8. method of giving the experimenter with bioactive agent delivery, said method comprises:

Thereby the compositions that will comprise following component is used to said experimenter's regional area and is sent said activating agent to the experimenter:

The even spherical nanoporous calcium phosphate of rigidity calcium phosphate granules, wherein said granule have 2 microns or littler mean diameter and compound with activating agent.

9. method according to claim 8, wherein said particulate void content is in 30% to 85% scope.

10. method according to claim 9, wherein said particulate aperture is in the scope of 2nm to 100nm.

11. method according to claim 8 is wherein with the scope of the compound active dose of said granule at every gram granule 0.01mg to 300mg activating agent.

12. method according to claim 8, wherein said local location are the mucosa position.

13. method according to claim 8, wherein said local location are the keratinized skin surface.

14. method according to claim 13, wherein said method are that said activating agent is delivered to the method in said experimenter's the horny layer at least.

15. method according to claim 13, wherein said method are that said bioactive agent delivery is delivered to the method in said experimenter's the deep horny layer.

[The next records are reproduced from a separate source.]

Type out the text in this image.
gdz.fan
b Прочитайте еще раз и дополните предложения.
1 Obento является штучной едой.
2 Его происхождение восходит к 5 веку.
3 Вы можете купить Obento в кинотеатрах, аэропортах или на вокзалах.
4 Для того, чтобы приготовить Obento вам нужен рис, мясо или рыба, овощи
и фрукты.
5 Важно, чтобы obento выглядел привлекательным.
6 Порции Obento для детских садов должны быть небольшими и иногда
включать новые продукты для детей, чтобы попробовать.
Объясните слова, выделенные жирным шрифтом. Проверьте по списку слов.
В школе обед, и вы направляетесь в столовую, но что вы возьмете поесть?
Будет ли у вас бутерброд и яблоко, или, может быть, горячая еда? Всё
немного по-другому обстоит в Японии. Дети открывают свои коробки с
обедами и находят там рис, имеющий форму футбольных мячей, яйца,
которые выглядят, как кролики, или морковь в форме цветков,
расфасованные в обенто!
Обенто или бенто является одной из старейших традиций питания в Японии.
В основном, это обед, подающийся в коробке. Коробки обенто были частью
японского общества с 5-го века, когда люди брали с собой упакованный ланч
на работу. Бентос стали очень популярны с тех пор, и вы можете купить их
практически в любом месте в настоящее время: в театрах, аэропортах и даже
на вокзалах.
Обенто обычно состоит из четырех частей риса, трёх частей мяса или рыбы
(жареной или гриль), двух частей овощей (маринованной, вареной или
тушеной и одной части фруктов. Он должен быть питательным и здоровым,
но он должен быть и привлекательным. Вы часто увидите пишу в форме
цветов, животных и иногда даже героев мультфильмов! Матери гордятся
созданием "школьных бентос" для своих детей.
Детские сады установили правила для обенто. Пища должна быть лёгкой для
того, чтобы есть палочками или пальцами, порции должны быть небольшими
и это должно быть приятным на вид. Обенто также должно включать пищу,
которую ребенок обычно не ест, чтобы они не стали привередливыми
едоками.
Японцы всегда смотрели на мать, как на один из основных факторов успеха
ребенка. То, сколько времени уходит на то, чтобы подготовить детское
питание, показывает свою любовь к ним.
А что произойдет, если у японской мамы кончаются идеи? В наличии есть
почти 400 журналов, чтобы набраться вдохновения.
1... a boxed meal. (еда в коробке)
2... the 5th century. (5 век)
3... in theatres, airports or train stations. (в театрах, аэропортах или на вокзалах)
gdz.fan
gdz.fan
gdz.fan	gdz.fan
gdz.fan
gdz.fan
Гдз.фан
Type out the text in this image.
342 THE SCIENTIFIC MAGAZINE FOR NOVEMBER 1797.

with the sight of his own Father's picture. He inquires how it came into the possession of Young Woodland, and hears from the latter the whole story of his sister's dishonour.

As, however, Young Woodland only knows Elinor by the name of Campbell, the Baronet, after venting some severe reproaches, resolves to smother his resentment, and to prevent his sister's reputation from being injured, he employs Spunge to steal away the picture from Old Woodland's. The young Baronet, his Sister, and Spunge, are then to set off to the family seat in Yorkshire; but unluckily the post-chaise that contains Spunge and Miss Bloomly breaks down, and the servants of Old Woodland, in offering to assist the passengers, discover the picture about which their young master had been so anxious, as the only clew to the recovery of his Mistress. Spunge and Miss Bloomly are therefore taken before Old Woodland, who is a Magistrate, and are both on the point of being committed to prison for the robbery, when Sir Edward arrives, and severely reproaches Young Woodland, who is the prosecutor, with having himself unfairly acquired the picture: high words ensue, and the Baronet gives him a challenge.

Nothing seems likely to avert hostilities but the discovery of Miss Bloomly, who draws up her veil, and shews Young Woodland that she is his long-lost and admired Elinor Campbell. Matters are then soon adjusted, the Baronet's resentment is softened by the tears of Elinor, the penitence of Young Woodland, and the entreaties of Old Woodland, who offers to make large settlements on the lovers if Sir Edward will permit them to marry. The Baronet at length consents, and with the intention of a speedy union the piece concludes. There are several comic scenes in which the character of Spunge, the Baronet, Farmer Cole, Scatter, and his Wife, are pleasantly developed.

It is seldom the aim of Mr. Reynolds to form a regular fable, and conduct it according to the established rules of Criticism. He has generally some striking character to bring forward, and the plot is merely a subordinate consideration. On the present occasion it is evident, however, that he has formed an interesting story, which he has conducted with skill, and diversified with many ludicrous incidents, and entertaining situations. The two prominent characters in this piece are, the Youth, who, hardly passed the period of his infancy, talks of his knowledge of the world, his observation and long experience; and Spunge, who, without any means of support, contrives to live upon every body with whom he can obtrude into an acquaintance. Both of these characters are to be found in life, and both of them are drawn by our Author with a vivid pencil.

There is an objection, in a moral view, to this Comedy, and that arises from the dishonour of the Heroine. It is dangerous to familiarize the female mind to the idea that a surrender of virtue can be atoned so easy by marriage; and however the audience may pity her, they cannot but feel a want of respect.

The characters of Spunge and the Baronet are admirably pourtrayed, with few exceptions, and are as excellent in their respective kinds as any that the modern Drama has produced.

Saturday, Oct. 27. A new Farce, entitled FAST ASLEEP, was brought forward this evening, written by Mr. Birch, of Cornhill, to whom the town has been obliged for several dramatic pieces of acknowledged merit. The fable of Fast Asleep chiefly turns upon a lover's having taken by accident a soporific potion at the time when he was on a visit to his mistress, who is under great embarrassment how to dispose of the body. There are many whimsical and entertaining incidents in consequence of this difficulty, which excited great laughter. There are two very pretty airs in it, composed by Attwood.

16. method according to claim 13, wherein said method are to pass the method that horny layer is sent said activating agent.

17. method according to claim 13, wherein said method are that said bioactive agent delivery is delivered to the method in said experimenter's the corium.

18. method according to claim 13, wherein said method are the methods to the said activating agent of said experimenter's systemic delivery.